Audrey Calefas-Strebelle : “Manipulation de l’image du Turc dans les conflits entre la monarchie et la noblesse  à l’aube de l’Ancien Régime”

Cette section constitue la partie 3 de 12 du numéro
LE VERGER - Bouquet VIII : L'exotisme à la Renaissance

Audrey Calefas-Strebelle (Mills College et UWA)

Melchior LORCK, Turc jouant de la harpe, 1576. Saint-Pétersbourg, Ermitage (wga)
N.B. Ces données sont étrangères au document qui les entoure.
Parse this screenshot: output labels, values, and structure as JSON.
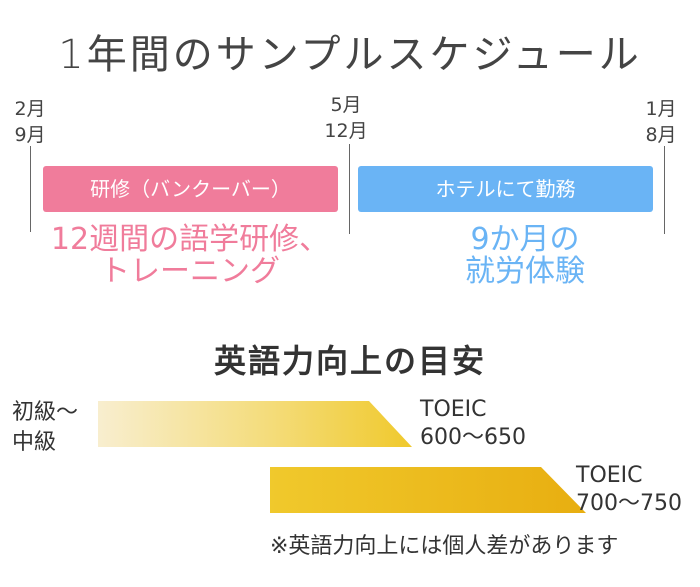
{
  "title": "1年間のサンプルスケジュール",
  "timeline": {
    "start": {
      "line1": "2月",
      "line2": "9月"
    },
    "middle": {
      "line1": "5月",
      "line2": "12月"
    },
    "end": {
      "line1": "1月",
      "line2": "8月"
    },
    "phase1": {
      "label": "研修（バンクーバー）",
      "desc_line1": "12週間の語学研修、",
      "desc_line2": "トレーニング",
      "color": "#f07c9b"
    },
    "phase2": {
      "label": "ホテルにて勤務",
      "desc_line1": "9か月の",
      "desc_line2": "就労体験",
      "color": "#6ab4f5"
    }
  },
  "english": {
    "heading": "英語力向上の目安",
    "level_line1": "初級〜",
    "level_line2": "中級",
    "target1": {
      "line1": "TOEIC",
      "line2": "600〜650"
    },
    "target2": {
      "line1": "TOEIC",
      "line2": "700〜750"
    },
    "note": "※英語力向上には個人差があります",
    "colors": {
      "light": "#f7ecc8",
      "gold": "#f0c92c",
      "dark": "#e8ae10"
    }
  }
}
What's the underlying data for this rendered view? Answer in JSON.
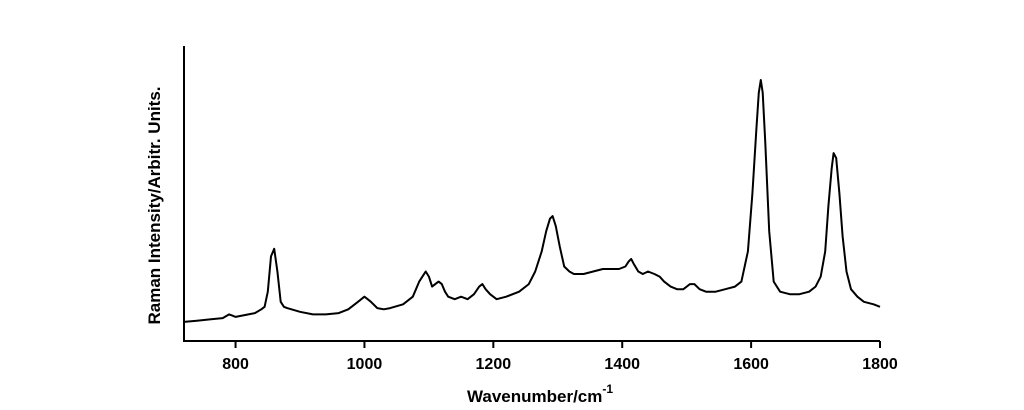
{
  "chart_data": {
    "type": "line",
    "title": "",
    "xlabel": "Wavenumber/cm",
    "xlabel_superscript": "-1",
    "ylabel": "Raman Intensity/Arbitr. Units.",
    "xlim": [
      720,
      1800
    ],
    "ylim": [
      0,
      1.0
    ],
    "y_tick_labels_shown": false,
    "grid": false,
    "legend": "none",
    "x_ticks": [
      800,
      1000,
      1200,
      1400,
      1600,
      1800
    ],
    "x_tick_labels": [
      "800",
      "1000",
      "1200",
      "1400",
      "1600",
      "1800"
    ],
    "series": [
      {
        "color": "#000000",
        "x": [
          720,
          740,
          760,
          780,
          790,
          795,
          800,
          810,
          820,
          830,
          840,
          845,
          850,
          855,
          860,
          865,
          870,
          875,
          880,
          900,
          920,
          940,
          960,
          975,
          990,
          1000,
          1005,
          1010,
          1020,
          1030,
          1040,
          1060,
          1075,
          1085,
          1095,
          1100,
          1105,
          1110,
          1115,
          1120,
          1125,
          1130,
          1140,
          1150,
          1160,
          1170,
          1178,
          1183,
          1188,
          1195,
          1205,
          1220,
          1240,
          1255,
          1265,
          1275,
          1282,
          1288,
          1292,
          1297,
          1303,
          1310,
          1318,
          1325,
          1340,
          1355,
          1370,
          1385,
          1395,
          1405,
          1410,
          1414,
          1418,
          1425,
          1432,
          1440,
          1450,
          1458,
          1465,
          1475,
          1485,
          1495,
          1505,
          1512,
          1520,
          1530,
          1545,
          1560,
          1575,
          1585,
          1595,
          1602,
          1608,
          1612,
          1615,
          1618,
          1622,
          1628,
          1635,
          1645,
          1660,
          1675,
          1690,
          1700,
          1708,
          1715,
          1720,
          1725,
          1728,
          1732,
          1737,
          1742,
          1748,
          1755,
          1765,
          1775,
          1790,
          1800
        ],
        "y": [
          0.04,
          0.045,
          0.05,
          0.055,
          0.07,
          0.065,
          0.06,
          0.065,
          0.07,
          0.075,
          0.09,
          0.1,
          0.16,
          0.3,
          0.33,
          0.24,
          0.12,
          0.1,
          0.095,
          0.08,
          0.07,
          0.07,
          0.075,
          0.09,
          0.12,
          0.14,
          0.13,
          0.12,
          0.095,
          0.09,
          0.095,
          0.11,
          0.14,
          0.2,
          0.24,
          0.22,
          0.18,
          0.19,
          0.2,
          0.19,
          0.16,
          0.14,
          0.13,
          0.14,
          0.13,
          0.15,
          0.18,
          0.19,
          0.17,
          0.15,
          0.13,
          0.14,
          0.16,
          0.19,
          0.24,
          0.32,
          0.4,
          0.45,
          0.46,
          0.42,
          0.34,
          0.26,
          0.24,
          0.23,
          0.23,
          0.24,
          0.25,
          0.25,
          0.25,
          0.26,
          0.28,
          0.29,
          0.27,
          0.24,
          0.23,
          0.24,
          0.23,
          0.22,
          0.2,
          0.18,
          0.17,
          0.17,
          0.19,
          0.19,
          0.17,
          0.16,
          0.16,
          0.17,
          0.18,
          0.2,
          0.32,
          0.55,
          0.8,
          0.95,
          1.0,
          0.95,
          0.75,
          0.4,
          0.2,
          0.16,
          0.15,
          0.15,
          0.16,
          0.18,
          0.22,
          0.32,
          0.5,
          0.65,
          0.71,
          0.69,
          0.55,
          0.38,
          0.24,
          0.17,
          0.14,
          0.12,
          0.11,
          0.1
        ]
      }
    ]
  }
}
Melchior LORCK, Turc jouant de la harpe, 1576. Saint-Pétersbourg, Ermitage (wga)

 

D’ennemi durant les croisades, le Turc fut porté au rang des alliés politiques et économiques de la France grâce aux ambassades françaises auprès de la Porte[1] et à la signature de Capitulations[2] entre François Ier et Soliman le Magnifique. Cette situation entraina une certaine familiarité avec le Turc dont l’image s’installa peu à peu dans le paysage littéraire français. D’étranger terrifiant, il devint au seizième siècle un allié puissant pour lequel la France nourrit des sentiments ambigus. Qu’il fût décrié ou cité en exemple, le Turc s’installa durablement dans l’imaginaire français. Instrumentalisé dans les discours sur la guerre, dans lesquels on louait sa discipline militaire et son ardeur au combat[3], dans les réflexions sur l’origine de la noblesse[4] (héréditaire ou acquise par mérite), et même dans les controverses sur les duels[5], le Turc apportait un élément de comparaison nouveau. Portée au discours politique, cette comparaison servit tour à tour d’outil dans les mains d’un pouvoir royal qui cherchait à s’imposer contre une noblesse turbulente[6] et d’instrument dans celle des nobles afin de critiquer les tendances nouvellement absolutistes de la monarchie[7]. Jusqu’ici, la critique, notamment à la suite de la théorie d’Edward Saïd tente d’expliquer cette curiosité pour l’Orient (et donc l’Empire Ottoman) par un attrait pour l’exotisme et les mystères de l’Orient, « exotic and « inscrutable » Orient[8]. L’idée que nous avançons dans cet article est assez nouvelle : il s’agit de montrer une corrélation entre la crise d’identité que la noblesse connut dès la seconde moitié du seizième siècle, et l’apparition en masse du Turc sur la scène littéraire française. Grâce à une herméneutique que nous posons à partir de la société et du sujet turc, nous proposons d’interpréter les transformations de l’idéal nobiliaire et les mutations politiques de la France entre le seizième et le dix-septième siècle, et de soulever la question de « l’exotisme »  du Turc pour les auteurs de notre corpus.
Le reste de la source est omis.